Nous étions en pleine nuit, une nuit noire, sombre et profonde. Nous marchions dans les rues du village, nous longions les villas obscurcies et les jardins embrumés. Nous étions dix dans les couloirs de ce village mort. Dix et pas un seul qui ne sache ce qui allait arriver, pas un seul! Nous tournâmes dans un coin et t'entraperçus un reflet argenté du coin de l'oeil. Me retournant je ne vis pas ce qui m'alertât. Mais je sentais une présence dans notre dos, une présence étrange et puissante, une présence qui n'était pas de ce monde, une présence sombre et profonde. Petit à petit nous commençâmes a devenir inquiet, à devenir oppressé, petit à petit nous sentions les présences s'approcher. Un oeil par la, un reflet la bas, une impression fugitive ici, un murmure dans le vent en face.

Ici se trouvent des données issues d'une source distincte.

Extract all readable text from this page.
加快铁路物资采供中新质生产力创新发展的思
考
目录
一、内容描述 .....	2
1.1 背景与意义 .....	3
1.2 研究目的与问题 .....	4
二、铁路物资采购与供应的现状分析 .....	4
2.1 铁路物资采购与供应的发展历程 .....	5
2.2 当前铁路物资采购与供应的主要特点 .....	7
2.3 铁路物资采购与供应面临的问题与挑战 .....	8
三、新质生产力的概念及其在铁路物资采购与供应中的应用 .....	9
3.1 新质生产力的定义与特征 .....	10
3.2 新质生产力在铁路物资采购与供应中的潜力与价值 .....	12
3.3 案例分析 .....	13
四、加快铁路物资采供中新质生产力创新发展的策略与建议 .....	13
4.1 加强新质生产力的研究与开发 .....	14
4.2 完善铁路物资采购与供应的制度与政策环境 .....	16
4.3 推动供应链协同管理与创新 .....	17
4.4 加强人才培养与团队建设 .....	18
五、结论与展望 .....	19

L'atmosphère de la nuit s'assombrit et nous nous rapprochâmes les uns des autres la peur nous étreignant le coeur.

Puis nous arrivâmes près d'un champ, et la le doute ne fus plus permis. Une forme argentée glissait sur le sol du champ trainant un fantôme de lumière grise derrière elle, la bouche s'ouvrit et un cris muet nous glaça d'effroi tandis qu'il s'approchait de nous inexorablement, traversant la longueur de la prairie dans les animaux avaient fuis. Puis d'autres formes s'approchèrent par le champ chacune dans un cri muet de terreur.

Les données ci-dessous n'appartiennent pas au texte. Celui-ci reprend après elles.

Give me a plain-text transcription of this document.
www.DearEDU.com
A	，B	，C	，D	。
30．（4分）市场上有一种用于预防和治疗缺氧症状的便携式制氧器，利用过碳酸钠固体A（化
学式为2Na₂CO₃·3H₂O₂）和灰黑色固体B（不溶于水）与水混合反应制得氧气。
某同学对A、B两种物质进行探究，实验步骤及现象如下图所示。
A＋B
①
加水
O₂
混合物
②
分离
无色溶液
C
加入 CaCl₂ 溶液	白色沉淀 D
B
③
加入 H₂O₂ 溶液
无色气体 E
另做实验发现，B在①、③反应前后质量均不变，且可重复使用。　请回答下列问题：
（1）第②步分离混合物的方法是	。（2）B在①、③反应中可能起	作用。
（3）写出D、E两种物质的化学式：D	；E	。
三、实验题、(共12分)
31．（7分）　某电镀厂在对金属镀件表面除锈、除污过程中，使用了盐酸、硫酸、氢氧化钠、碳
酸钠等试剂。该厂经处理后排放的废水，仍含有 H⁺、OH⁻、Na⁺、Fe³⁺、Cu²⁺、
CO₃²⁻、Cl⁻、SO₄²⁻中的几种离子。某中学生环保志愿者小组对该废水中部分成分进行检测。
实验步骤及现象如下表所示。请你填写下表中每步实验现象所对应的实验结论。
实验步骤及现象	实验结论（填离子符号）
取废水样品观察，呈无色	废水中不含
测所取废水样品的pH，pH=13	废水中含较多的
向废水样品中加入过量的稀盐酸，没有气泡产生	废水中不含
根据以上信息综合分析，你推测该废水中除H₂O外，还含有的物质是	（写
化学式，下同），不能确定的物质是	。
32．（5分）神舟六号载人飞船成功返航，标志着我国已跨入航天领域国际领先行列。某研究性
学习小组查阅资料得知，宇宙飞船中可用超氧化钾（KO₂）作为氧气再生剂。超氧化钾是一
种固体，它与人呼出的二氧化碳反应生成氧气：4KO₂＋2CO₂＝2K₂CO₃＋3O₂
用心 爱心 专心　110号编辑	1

Heureusement ma maison n'était pas loin et nous nous y réfugiâmes courant dans les rues sans un cri et poursuivi silencieusement par les formes étranges de nos cauchemars. J'ouvris fébrilement la porte et la refermât derrière nous. Nous allâmes dans le salon et nous vîmes les formes entourer la villa a travers les vitres du séjour. Lentement, silencieusement elles glissèrent autour de la maison, entra perçue au coin d'une fenêtre, diaphane et fantastique. Leurs yeux vides nous regardaient fixement et nos coeur se glaçaient a cette vue. Nous étions si fasciné que nous ne comprimes pas que la peur allait rendre fou l'un de nos amis. Sans que nous le voyions il recula et ouvrit grand la porte puis courut, nous le vîmes au coin d'un rideau rattrape par les formes diaphane mais sans que nous sachions ce qui lui arriva, seul un cri de terreur intense rattrapa sa disparition.

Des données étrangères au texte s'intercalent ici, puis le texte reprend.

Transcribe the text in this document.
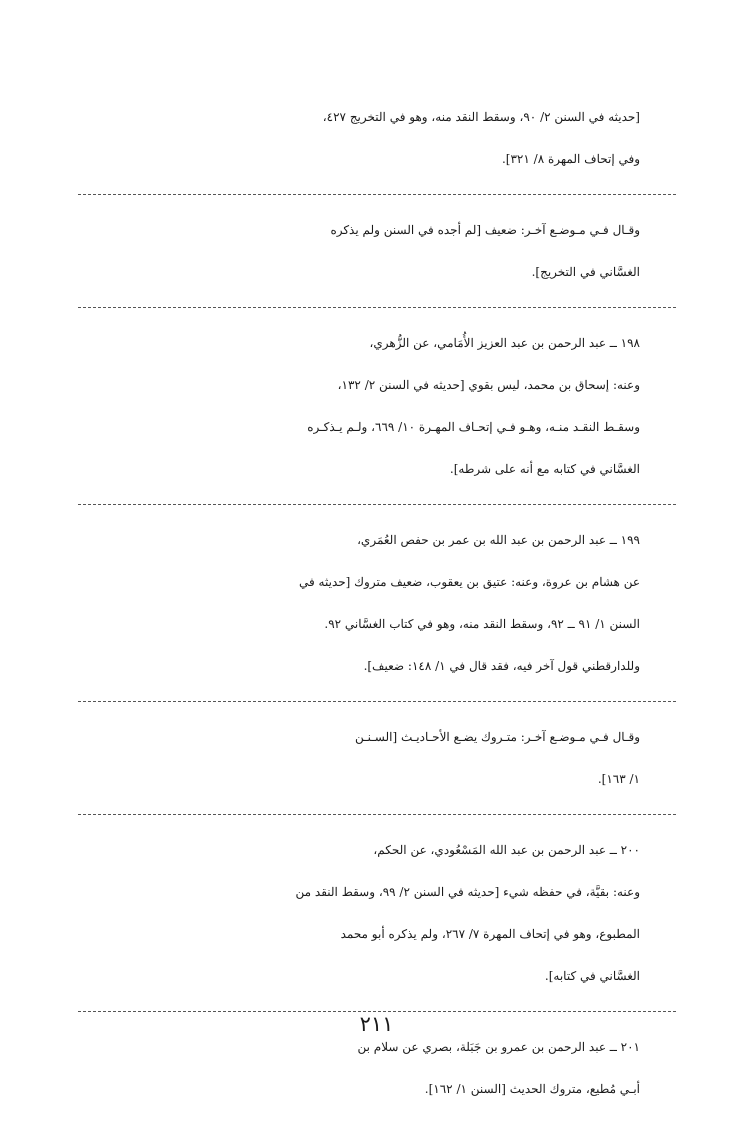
[حديثه في السنن ٢/ ٩٠، وسقط النقد منه، وهو في التخريج ٤٢٧،
وفي إتحاف المهرة ٨/ ٣٢١].

وقـال فـي مـوضـع آخـر: ضعيف [لم أجده في السنن ولم يذكره
الغسَّاني في التخريج].

١٩٨ ــ عبد الرحمن بن عبد العزيز الأُمَامي، عن الزُّهري،
وعنه: إسحاق بن محمد، ليس بقوي [حديثه في السنن ٢/ ١٣٢،
وسقـط النقـد منـه، وهـو فـي إتحـاف المهـرة ١٠/ ٦٦٩، ولـم يـذكـره
الغسَّاني في كتابه مع أنه على شرطه].

١٩٩ ــ عبد الرحمن بن عبد الله بن عمر بن حفص العُمَري،
عن هشام بن عروة، وعنه: عتيق بن يعقوب، ضعيف متروك [حديثه في
السنن ١/ ٩١ ــ ٩٢، وسقط النقد منه، وهو في كتاب الغسَّاني ٩٢.
وللدارقطني قول آخر فيه، فقد قال في ١/ ١٤٨: ضعيف].

وقـال فـي مـوضـع آخـر: متـروك يضـع الأحـاديـث [السـنـن
١/ ١٦٣].

٢٠٠ ــ عبد الرحمن بن عبد الله المَسْعُودي، عن الحكم،
وعنه: بقيَّة، في حفظه شيء [حديثه في السنن ٢/ ٩٩، وسقط النقد من
المطبوع، وهو في إتحاف المهرة ٧/ ٢٦٧، ولم يذكره أبو محمد
الغسَّاني في كتابه].

٢٠١ ــ عبد الرحمن بن عمرو بن جَبَلة، بصري عن سلام بن
أبـي مُطيع، متروك الحديث [السنن ١/ ١٦٢].

٢١١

Nous courûmes à la porte pour la refermer mais ce fut trop tard les êtres nous avaient précédés et elles glissaient doucement sur le sol de l'entrée. Nous nous réfugiâmes au second étage ou elles ne purent nous suivre. Mais je tombai et glissai par terre. Fou de terreur je me relevais et je partit à la cuisine. Regardant derrière moi je ne vis pas que l'un de ces êtres se trouvaient en face de moi et j'entrai en plein dedans. Je m'arrêta d'un coup sous le choc puis tombas par terre en agonie. Le choc fut immense je sentis son psychisme envahir le mien brusquement comme un claquement et son horrible cris strident de haine fatale à l'encontre des humains inférieur résonna en moi en retour je criais pour la dernière fois, comment ne pas crier face à tant de malveillance?